With Israeli forces in action once more in both Gaza and Lebanon, the clock has been turned back in two areas of the Middle East, exposing the fragile foundations of diplomatic efforts to resolve the region’s long-running crises and throwing the region’s economy into jeopardy, the Middle East Economic Survey reported Monday.
The destruction of Lebanon’s economic infrastructure, and the air, sea and land blockade on the country, have regional as well as domestic implications where the economic and psychological price will be enormous, the report said.
Overnight, the long and delicate process of restoring international confidence in the country after 15 years of civil conflict has been wrecked.
This summer Lebanon was expecting a bumper tourism season, with the anticipated spending by visitors, from the Gulf states and elsewhere, seen as a vital source of income for the struggling national economy.

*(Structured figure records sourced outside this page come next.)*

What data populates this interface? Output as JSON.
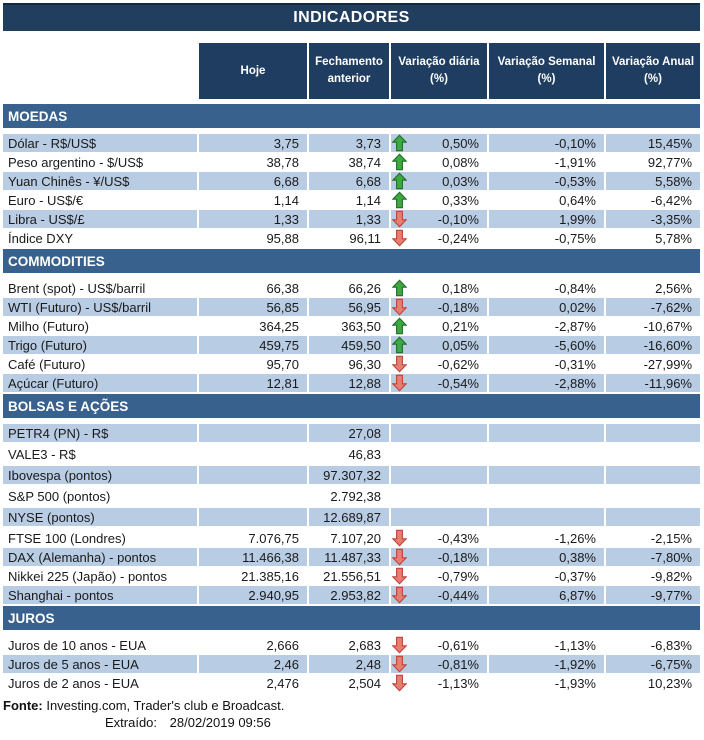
{
  "title": "INDICADORES",
  "chart_data": {
    "type": "table",
    "title": "INDICADORES",
    "columns": [
      "Hoje",
      "Fechamento anterior",
      "Variação diária (%)",
      "Variação Semanal (%)",
      "Variação Anual (%)"
    ],
    "sections": [
      {
        "name": "MOEDAS",
        "first_row_shaded": true,
        "rows": [
          {
            "label": "Dólar - R$/US$",
            "hoje": "3,75",
            "fechamento": "3,73",
            "arrow": "up",
            "diaria": "0,50%",
            "semanal": "-0,10%",
            "anual": "15,45%"
          },
          {
            "label": "Peso argentino - $/US$",
            "hoje": "38,78",
            "fechamento": "38,74",
            "arrow": "up",
            "diaria": "0,08%",
            "semanal": "-1,91%",
            "anual": "92,77%"
          },
          {
            "label": "Yuan Chinês - ¥/US$",
            "hoje": "6,68",
            "fechamento": "6,68",
            "arrow": "up",
            "diaria": "0,03%",
            "semanal": "-0,53%",
            "anual": "5,58%"
          },
          {
            "label": "Euro - US$/€",
            "hoje": "1,14",
            "fechamento": "1,14",
            "arrow": "up",
            "diaria": "0,33%",
            "semanal": "0,64%",
            "anual": "-6,42%"
          },
          {
            "label": "Libra - US$/£",
            "hoje": "1,33",
            "fechamento": "1,33",
            "arrow": "down",
            "diaria": "-0,10%",
            "semanal": "1,99%",
            "anual": "-3,35%"
          },
          {
            "label": "Índice DXY",
            "hoje": "95,88",
            "fechamento": "96,11",
            "arrow": "down",
            "diaria": "-0,24%",
            "semanal": "-0,75%",
            "anual": "5,78%"
          }
        ]
      },
      {
        "name": "COMMODITIES",
        "first_row_shaded": false,
        "rows": [
          {
            "label": "Brent (spot) - US$/barril",
            "hoje": "66,38",
            "fechamento": "66,26",
            "arrow": "up",
            "diaria": "0,18%",
            "semanal": "-0,84%",
            "anual": "2,56%"
          },
          {
            "label": "WTI (Futuro) - US$/barril",
            "hoje": "56,85",
            "fechamento": "56,95",
            "arrow": "down",
            "diaria": "-0,18%",
            "semanal": "0,02%",
            "anual": "-7,62%"
          },
          {
            "label": "Milho (Futuro)",
            "hoje": "364,25",
            "fechamento": "363,50",
            "arrow": "up",
            "diaria": "0,21%",
            "semanal": "-2,87%",
            "anual": "-10,67%"
          },
          {
            "label": "Trigo (Futuro)",
            "hoje": "459,75",
            "fechamento": "459,50",
            "arrow": "up",
            "diaria": "0,05%",
            "semanal": "-5,60%",
            "anual": "-16,60%"
          },
          {
            "label": "Café (Futuro)",
            "hoje": "95,70",
            "fechamento": "96,30",
            "arrow": "down",
            "diaria": "-0,62%",
            "semanal": "-0,31%",
            "anual": "-27,99%"
          },
          {
            "label": "Açúcar (Futuro)",
            "hoje": "12,81",
            "fechamento": "12,88",
            "arrow": "down",
            "diaria": "-0,54%",
            "semanal": "-2,88%",
            "anual": "-11,96%"
          }
        ]
      },
      {
        "name": "BOLSAS E AÇÕES",
        "first_row_shaded": true,
        "rows": [
          {
            "label": "PETR4 (PN) - R$",
            "hoje": "",
            "fechamento": "27,08",
            "arrow": null,
            "diaria": "",
            "semanal": "",
            "anual": ""
          },
          {
            "label": "VALE3 - R$",
            "hoje": "",
            "fechamento": "46,83",
            "arrow": null,
            "diaria": "",
            "semanal": "",
            "anual": ""
          },
          {
            "label": "Ibovespa (pontos)",
            "hoje": "",
            "fechamento": "97.307,32",
            "arrow": null,
            "diaria": "",
            "semanal": "",
            "anual": ""
          },
          {
            "label": "S&P 500 (pontos)",
            "hoje": "",
            "fechamento": "2.792,38",
            "arrow": null,
            "diaria": "",
            "semanal": "",
            "anual": ""
          },
          {
            "label": "NYSE (pontos)",
            "hoje": "",
            "fechamento": "12.689,87",
            "arrow": null,
            "diaria": "",
            "semanal": "",
            "anual": ""
          },
          {
            "label": "FTSE 100 (Londres)",
            "hoje": "7.076,75",
            "fechamento": "7.107,20",
            "arrow": "down",
            "diaria": "-0,43%",
            "semanal": "-1,26%",
            "anual": "-2,15%"
          },
          {
            "label": "DAX (Alemanha) - pontos",
            "hoje": "11.466,38",
            "fechamento": "11.487,33",
            "arrow": "down",
            "diaria": "-0,18%",
            "semanal": "0,38%",
            "anual": "-7,80%"
          },
          {
            "label": "Nikkei 225 (Japão) - pontos",
            "hoje": "21.385,16",
            "fechamento": "21.556,51",
            "arrow": "down",
            "diaria": "-0,79%",
            "semanal": "-0,37%",
            "anual": "-9,82%"
          },
          {
            "label": "Shanghai - pontos",
            "hoje": "2.940,95",
            "fechamento": "2.953,82",
            "arrow": "down",
            "diaria": "-0,44%",
            "semanal": "6,87%",
            "anual": "-9,77%"
          }
        ]
      },
      {
        "name": "JUROS",
        "first_row_shaded": false,
        "rows": [
          {
            "label": "Juros de 10 anos - EUA",
            "hoje": "2,666",
            "fechamento": "2,683",
            "arrow": "down",
            "diaria": "-0,61%",
            "semanal": "-1,13%",
            "anual": "-6,83%"
          },
          {
            "label": "Juros de 5 anos - EUA",
            "hoje": "2,46",
            "fechamento": "2,48",
            "arrow": "down",
            "diaria": "-0,81%",
            "semanal": "-1,92%",
            "anual": "-6,75%"
          },
          {
            "label": "Juros de 2 anos - EUA",
            "hoje": "2,476",
            "fechamento": "2,504",
            "arrow": "down",
            "diaria": "-1,13%",
            "semanal": "-1,93%",
            "anual": "10,23%"
          }
        ]
      }
    ]
  },
  "footer": {
    "fonte_label": "Fonte:",
    "fonte_text": "Investing.com, Trader's club e Broadcast.",
    "extraido_label": "Extraído:",
    "extraido_value": "28/02/2019 09:56"
  },
  "colors": {
    "title_bar": "#223E5F",
    "header_cell": "#1F3D60",
    "section_bar": "#39618E",
    "row_shade": "#B8CCE4",
    "arrow_up_fill": "#3EA842",
    "arrow_up_border": "#1E6F23",
    "arrow_down_fill": "#E87E72",
    "arrow_down_border": "#BB4439"
  }
}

The Israeli raids — not least those on Beirut airport, Lebanon’s gateway to the world — have sent the process of reconstruction and rehabilitation back to square one, MEES said.
In regional terms, the re-emergence of Lebanon in recent years as a centre for tourism and business did much to stimulate intra-Arab commerce and economic activity.
An IMF report pointed to “an apparent strengthening of intra-regional economic ties,” strongly heightened after the September 11, 2001 bombings in the US, seen through the flow of capital from country to country and by a sharp rise in intra-regional tourism. Lebanon was the key player in this process, the MEES report added.
The report’s chief editor warns that groups opposed to current regimes — especially militant Islamic organisations — could capitalise on the anti-Israeli and anti-Western sentiments kindled by the latest violence to seek to destabilise the regimes that govern them.
And this could happen anywhere in the Middle East and North Africa, including oil and gas producing regions.
This possibility raises the question of what impact the violence and instability in the Middle East will have upon the global economy.
If Syria and Iran were to become involved, then the footprint of hostilities would cover the whole of the Middle East, including the Gulf, and the chances of disruptions to oil exports would rise significantly, the MEES report added.
The assumption is that if hostilities persist, the world’s sole superpower will intervene and seek to use its diplomatic muscle to broker an end to the violence.
But while three Israeli soldiers are held by radical Islamic groups, the Bush administration will be reluctant to drop its unqualified support for the actions ordered by the present Israeli government.
Even if the US does intervene and the hostilities stop, the casualties of the conflict could be so serious that the path back to economic and political stability will be formidably steep. And laying firm foundations for a process to resolve the region’s crises will be even more difficult than in the past.